Documenting process of using (youtube) songs as material - (Polish) Sanah - Nic Dwa Razy


I found this song by Sanah quite haunting and wanted to use it as listening material by importing it in LingQ. I wanted to document how I did this in case it is helpful for others.

I have shared the lesson I created and it can be found here along with a link to the original poem, in the lesson description, from the award winning Polish poet who wrote it.

So the process of how I eventually managed to get the song lyrics and time stamps into LingQ.

Unfortunately there are no subtitles on the original video and so I couldn’t somehow grab existing subs from the video.

First I tried grabbing the audio of the song using the command line tool yt-dlp. And then I uploaded it to lingq. Unfortunately whisper AI built into lingq didn’t do a good job on transcribing the audio. Not sure why but the time stamps were off and particularly towards the end of the video the text of the song itself had been garbled.
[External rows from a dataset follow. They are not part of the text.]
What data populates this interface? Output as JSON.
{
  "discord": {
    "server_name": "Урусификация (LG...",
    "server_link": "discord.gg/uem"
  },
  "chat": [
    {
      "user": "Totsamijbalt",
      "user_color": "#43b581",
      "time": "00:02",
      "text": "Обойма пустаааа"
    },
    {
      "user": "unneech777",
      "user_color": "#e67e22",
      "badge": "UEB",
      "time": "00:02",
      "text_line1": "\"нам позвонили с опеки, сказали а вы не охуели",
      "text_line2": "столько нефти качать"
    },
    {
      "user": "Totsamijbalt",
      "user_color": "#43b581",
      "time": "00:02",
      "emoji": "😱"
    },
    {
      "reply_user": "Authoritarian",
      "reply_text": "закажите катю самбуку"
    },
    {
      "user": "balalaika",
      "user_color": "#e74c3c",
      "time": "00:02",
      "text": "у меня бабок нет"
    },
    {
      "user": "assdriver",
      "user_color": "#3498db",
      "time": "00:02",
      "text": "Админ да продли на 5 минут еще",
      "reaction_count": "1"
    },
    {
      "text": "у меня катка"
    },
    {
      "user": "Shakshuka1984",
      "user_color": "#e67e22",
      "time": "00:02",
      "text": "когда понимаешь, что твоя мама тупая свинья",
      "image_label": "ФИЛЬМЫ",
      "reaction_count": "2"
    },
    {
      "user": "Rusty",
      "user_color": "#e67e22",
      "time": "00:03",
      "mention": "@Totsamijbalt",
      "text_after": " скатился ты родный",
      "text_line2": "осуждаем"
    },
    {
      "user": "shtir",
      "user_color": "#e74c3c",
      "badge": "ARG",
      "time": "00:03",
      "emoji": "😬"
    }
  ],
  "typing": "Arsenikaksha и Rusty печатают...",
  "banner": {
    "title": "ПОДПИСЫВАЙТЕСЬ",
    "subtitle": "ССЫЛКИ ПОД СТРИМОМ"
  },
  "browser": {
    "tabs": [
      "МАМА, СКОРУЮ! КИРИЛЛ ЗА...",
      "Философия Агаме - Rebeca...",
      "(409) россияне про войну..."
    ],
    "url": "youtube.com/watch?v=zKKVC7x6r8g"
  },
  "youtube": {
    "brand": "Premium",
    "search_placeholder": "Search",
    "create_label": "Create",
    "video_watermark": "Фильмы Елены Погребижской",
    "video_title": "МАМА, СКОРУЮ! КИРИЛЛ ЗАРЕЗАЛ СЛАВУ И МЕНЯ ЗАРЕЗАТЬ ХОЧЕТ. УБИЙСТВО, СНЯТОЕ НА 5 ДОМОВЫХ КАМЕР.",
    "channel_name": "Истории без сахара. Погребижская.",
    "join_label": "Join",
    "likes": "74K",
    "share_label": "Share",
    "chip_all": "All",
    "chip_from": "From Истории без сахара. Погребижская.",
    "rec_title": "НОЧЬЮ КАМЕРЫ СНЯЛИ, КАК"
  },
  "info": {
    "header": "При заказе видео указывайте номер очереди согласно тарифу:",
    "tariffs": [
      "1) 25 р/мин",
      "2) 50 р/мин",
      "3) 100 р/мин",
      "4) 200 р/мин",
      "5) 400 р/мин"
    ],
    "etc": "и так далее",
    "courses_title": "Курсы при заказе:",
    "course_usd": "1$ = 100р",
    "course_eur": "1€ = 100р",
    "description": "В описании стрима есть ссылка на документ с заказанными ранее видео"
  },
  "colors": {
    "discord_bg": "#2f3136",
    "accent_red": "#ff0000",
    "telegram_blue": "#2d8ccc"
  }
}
I tried using the song lyrics as included in the youtube description as the text for the lingq lesson and tried to see if lingq could automatically just generate the time stamps. Didn’t work either. I now see that the lyrics in the description didn’t repeat the choruses as in the video. Perhaps if I had manually copied and pasted the choruses to repeat them in the appropriate places then linq timestamp generation would have worked.

Instead what finally worked very well is I used the whisper implementation on Google colab here. I just gave it the youtube url and told set the language to pl or Polish and it successfully generated the subs with good time stamps.

I checked this against the original lyrics and all the punctuation had gone and so I used a diff tool to compare the subs to the original lyrics and put the punctuation back in. I also noticed that there was one or two words that were wrongly transcribed and 3 or 4 words omitted altogether. So I put these back in.

Then created a linqq lesson with the subtitle file I got from that process and linked to the original youtube video in the lesson. And voila. Finally something that will be great to learn from.